Akbeşim Şehri: Dış kale, iç kale ve şehristan bölümlerinden oluşan bir şehirdir. Türklerin yerleşim alanlarının en eskilerinden biridir. Şehir planlaması olarak planlı bir uygulama göze çarpmaktadır.

Şırdak Bek Kalesi: Tiyan-Şan Dağları eteklerinde Isık-Göl’ün güneybatı yönünde uzanan, kervan yollarının kesiştiği yerde şehrin etrafını çeviren kale, dikdörtgen planlıdır. Köşelerde yuvarlak kulelerle tahkim edilen kalenin tek girişi mevcuttur. Kırgız Bahadır’ın kurduğu şehrin boyutları 117x120 m’dir. XVIII. yüzyıla kadar kullanılan kalenin yüksekliği 6 m’yi bulmaktadır. Malzemesi sıkıştırılmış pahsadır. Dıştan hendekle çevrilidir (Çizim: 1).

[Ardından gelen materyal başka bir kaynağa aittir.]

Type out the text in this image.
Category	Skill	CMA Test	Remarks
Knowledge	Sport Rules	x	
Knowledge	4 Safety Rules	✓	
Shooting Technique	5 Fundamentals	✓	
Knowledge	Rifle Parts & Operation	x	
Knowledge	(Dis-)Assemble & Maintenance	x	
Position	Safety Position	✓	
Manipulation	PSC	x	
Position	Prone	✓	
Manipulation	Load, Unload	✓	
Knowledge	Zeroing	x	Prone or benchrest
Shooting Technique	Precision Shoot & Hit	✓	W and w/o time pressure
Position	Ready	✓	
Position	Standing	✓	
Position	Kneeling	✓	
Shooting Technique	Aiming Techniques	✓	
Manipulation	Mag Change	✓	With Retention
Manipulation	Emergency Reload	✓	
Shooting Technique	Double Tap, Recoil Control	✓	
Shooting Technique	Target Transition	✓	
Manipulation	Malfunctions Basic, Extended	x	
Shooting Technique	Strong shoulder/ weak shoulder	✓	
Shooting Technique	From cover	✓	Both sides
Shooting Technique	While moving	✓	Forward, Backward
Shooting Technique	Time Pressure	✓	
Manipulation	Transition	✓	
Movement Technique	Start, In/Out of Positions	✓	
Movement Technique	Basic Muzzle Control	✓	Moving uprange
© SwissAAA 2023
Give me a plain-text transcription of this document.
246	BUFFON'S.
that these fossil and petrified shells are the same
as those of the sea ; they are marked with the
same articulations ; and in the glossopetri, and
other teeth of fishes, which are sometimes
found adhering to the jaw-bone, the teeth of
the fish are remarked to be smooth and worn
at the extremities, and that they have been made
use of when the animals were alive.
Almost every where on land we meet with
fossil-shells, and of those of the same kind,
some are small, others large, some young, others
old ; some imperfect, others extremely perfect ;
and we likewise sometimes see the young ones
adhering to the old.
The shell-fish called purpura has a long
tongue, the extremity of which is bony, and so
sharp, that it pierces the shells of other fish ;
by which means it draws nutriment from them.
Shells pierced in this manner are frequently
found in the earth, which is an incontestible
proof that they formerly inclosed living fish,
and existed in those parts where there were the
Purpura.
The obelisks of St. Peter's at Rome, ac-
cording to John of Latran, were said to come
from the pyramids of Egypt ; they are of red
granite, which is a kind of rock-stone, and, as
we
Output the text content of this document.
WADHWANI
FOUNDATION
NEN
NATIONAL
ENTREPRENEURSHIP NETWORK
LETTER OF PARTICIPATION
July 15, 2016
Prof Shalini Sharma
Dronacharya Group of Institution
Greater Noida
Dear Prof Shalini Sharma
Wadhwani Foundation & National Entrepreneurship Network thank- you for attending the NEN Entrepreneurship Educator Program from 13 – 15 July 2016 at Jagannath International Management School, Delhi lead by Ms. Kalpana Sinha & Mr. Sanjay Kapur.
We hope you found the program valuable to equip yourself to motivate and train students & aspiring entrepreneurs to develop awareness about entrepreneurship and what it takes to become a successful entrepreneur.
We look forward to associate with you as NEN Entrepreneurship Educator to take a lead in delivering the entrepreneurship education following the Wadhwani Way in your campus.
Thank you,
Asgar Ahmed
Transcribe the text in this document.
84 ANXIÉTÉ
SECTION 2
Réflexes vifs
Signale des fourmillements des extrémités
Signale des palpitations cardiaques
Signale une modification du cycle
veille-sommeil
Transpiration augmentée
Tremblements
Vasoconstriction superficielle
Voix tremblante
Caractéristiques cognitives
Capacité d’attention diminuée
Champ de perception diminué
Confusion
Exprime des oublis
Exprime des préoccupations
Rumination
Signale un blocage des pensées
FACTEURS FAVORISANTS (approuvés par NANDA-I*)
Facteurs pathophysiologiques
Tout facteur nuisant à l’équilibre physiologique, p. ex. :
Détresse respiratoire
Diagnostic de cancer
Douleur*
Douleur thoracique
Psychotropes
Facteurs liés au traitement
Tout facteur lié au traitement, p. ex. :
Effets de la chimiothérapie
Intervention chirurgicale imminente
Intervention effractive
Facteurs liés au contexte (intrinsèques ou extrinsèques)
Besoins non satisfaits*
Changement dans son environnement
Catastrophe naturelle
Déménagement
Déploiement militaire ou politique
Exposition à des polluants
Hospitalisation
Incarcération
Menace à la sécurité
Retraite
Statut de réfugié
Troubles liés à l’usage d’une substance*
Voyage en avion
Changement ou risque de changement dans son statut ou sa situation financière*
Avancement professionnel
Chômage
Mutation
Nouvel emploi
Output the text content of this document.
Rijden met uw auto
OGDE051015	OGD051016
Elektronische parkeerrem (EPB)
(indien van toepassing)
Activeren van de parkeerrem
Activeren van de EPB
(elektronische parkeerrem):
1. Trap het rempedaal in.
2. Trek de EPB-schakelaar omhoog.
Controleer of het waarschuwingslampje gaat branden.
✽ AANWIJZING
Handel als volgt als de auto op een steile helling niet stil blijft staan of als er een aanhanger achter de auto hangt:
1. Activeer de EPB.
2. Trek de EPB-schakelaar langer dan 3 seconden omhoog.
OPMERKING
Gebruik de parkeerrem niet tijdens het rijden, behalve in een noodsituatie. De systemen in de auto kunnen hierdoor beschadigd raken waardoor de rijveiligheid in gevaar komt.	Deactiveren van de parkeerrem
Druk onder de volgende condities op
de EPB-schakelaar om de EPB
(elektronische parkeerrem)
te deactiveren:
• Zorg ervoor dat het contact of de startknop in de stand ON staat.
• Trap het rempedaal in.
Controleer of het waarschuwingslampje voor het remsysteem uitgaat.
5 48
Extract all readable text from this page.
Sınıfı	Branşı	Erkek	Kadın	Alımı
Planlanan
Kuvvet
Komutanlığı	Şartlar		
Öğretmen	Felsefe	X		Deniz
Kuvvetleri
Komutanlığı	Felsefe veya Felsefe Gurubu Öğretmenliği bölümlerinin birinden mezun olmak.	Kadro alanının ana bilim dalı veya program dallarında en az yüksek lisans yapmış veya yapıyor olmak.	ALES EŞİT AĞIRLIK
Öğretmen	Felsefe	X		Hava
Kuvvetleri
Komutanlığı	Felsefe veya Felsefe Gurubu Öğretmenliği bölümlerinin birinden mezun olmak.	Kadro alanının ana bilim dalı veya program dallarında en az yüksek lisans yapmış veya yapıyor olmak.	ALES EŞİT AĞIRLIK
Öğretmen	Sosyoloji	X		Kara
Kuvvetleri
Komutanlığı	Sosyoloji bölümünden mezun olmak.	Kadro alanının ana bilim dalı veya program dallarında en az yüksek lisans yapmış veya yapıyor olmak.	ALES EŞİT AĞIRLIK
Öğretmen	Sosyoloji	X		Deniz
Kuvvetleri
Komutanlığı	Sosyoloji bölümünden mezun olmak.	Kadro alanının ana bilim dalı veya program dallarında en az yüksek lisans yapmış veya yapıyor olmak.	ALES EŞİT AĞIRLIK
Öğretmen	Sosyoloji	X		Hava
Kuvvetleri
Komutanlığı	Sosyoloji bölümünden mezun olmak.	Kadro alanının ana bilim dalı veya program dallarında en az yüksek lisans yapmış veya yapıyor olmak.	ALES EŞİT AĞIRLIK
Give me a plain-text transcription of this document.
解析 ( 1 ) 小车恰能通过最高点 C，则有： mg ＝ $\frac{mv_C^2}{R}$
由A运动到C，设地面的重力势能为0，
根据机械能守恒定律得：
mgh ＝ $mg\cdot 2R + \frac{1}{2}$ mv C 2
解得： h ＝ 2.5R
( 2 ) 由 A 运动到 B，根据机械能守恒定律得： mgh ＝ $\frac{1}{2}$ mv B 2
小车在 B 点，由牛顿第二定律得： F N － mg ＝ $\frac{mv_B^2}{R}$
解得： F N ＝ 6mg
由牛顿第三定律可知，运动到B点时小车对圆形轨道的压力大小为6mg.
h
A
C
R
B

Gulça Kalesi: Şırdak-Bek Kalesi’nin batısındadır. Dikdörtgen planlı kalenin duvarlarında pahsa malzemeden yararlanılmış, kare burçlar aynı zamanda savunma anında atış yapmak için kullanılmıştır. Kale iki bölüme ayrılmıştır (Çizim: 2).

Teşik Kale: Tiyan-Şan bölgesindeki kale, dikdörtgen planlı, köşe kuleleri ve ortasındaki ikinci bir yapı ile şatoya benzer bir özellik göstermektedir (Çizim :3). Orta Asya’da sayısız kale-kentler yapılmış olmasına rağmen, bölgede kerpiç malzemenin kullanılması sonucu pek çok yapı sağlam olarak günümüze ulaşamamıştır.

Kara Hoça (İdikut): Doğu Türkistan’daki Uygur şehirlerinin başında gelmektedir. Şehrin etrafını çeviren surlar dörtgen planlıdır (Çizim: 4). Surlarda sırlı tuğla ile süslemeler mevcuttur.5 Köşelerde yuvarlak çok sayıdaki burçlarla surlar güçlendirilmiştir.

Uygur şehirlerinden Kara-Hoca (İdikut) şehri, dış kale, iç kale ve şehristan bölümlerinden oluşmaktadır. Dış kale dikdörtgen planlı olup iki taraftan korunaklı giriş kapıları bulunmaktadır. Kalenin malzemesi sıkıştırılmış topraktandır. Bu dönemde daha pek çok kale-şehir modeli görülmektedir.6

Türkmenler, “Gala” olarak adlandırdıkları kaleleri iki şekilde yapmışlar ve “Ul galalar” (Büyük kaleler) ve “Kiçi galalar” (Küçük kaleler) diye de isimlendirmişlerdir. Türkmen kalelerinin formları dörtgen ya da çokgen planlıdır. Kale duvarları yüksek ve kapalıdır. “Gala garımı” şeklinde adlandırılan hendek uzunlamasına kazılmıştır. Kalede kerpiç (pahsa), taş ve tuğla malzeme kullanılmıştır. Merv’de “bişen kerpiç” tuğla malzemeden daha fazla yararlanılmıştır. Toprak dökülerek yapılmış kale içindeki bölümde “Erk” (iç kale) denilen kısım yer almaktadır.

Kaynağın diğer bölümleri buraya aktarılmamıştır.